I’ve tried to read this article three times now and each time I get lost in the mumbo-jumbo. Maybe Duncan understands it–after all, he used to teach this stuff–but I don’t.

One thing I have learned in years of working in large organizations is that, if something doesn’t make sense and can’t be expressed in plain language, the odds are that it just doesn’t make sense and someone is pulling a fast one.

The magician doesn’t really make the rabbit magically turn into a hankerchief and losers don’t magically become winners. It’s all just sleight of hand.

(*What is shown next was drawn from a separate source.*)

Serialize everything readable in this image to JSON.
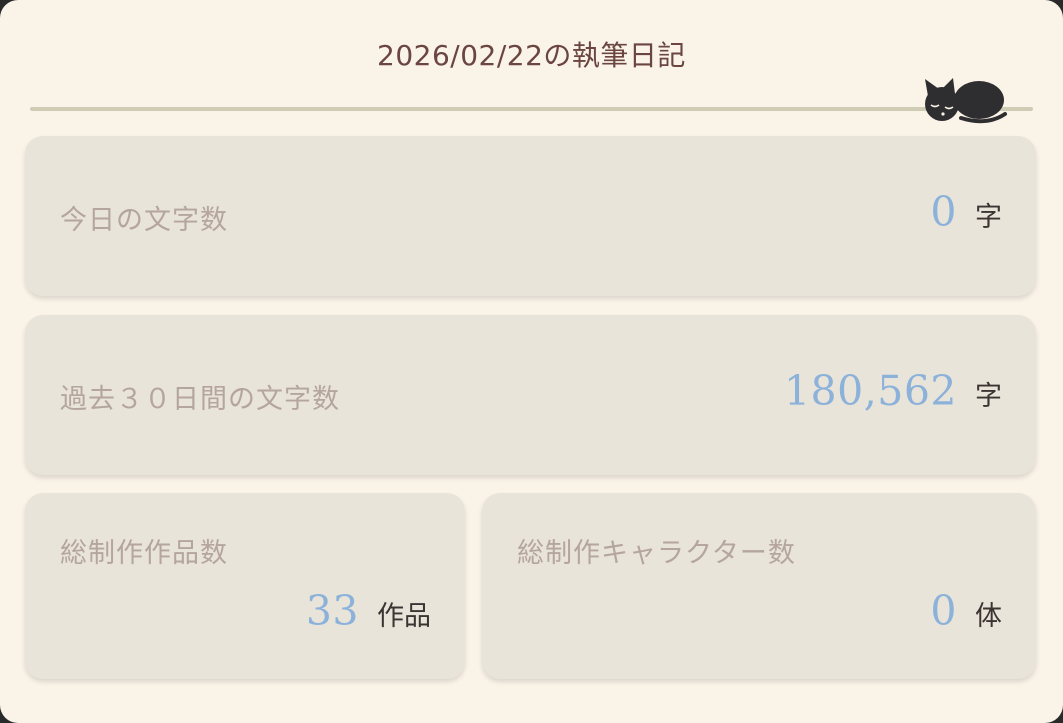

JPMorgan Chase & Co. stands to reap a $29 billion windfall thanks to an accounting rule that lets the second-biggest U.S. bank transform bad loans it purchased from Washington Mutual Inc. into income.

Wells Fargo & Co., Bank of America Corp. and PNC Financial Services Group Inc. are also poised to benefit from taking over home lenders Wachovia Corp., Countrywide Financial Corp. and National City Corp., regulatory filings show. The deals provide a combined $56 billion in so-called accretable yield, the difference between the value of the loans on the banks’ balance sheets and the cash flow they’re expected to produce.

Faced with the highest U.S. unemployment in 25 years and a surging foreclosure rate, the lenders are seizing on a four- year-old rule aimed at standardizing how they book acquired loans that have deteriorated in credit quality. By applying the measure to mortgages and commercial loans that lost value during the worst financial crisis since the Great Depression, the banks will wring revenue from the wreckage, said Robert Willens, a former Lehman Brothers Holdings Inc. executive who runs a tax and accounting consulting firm in New York.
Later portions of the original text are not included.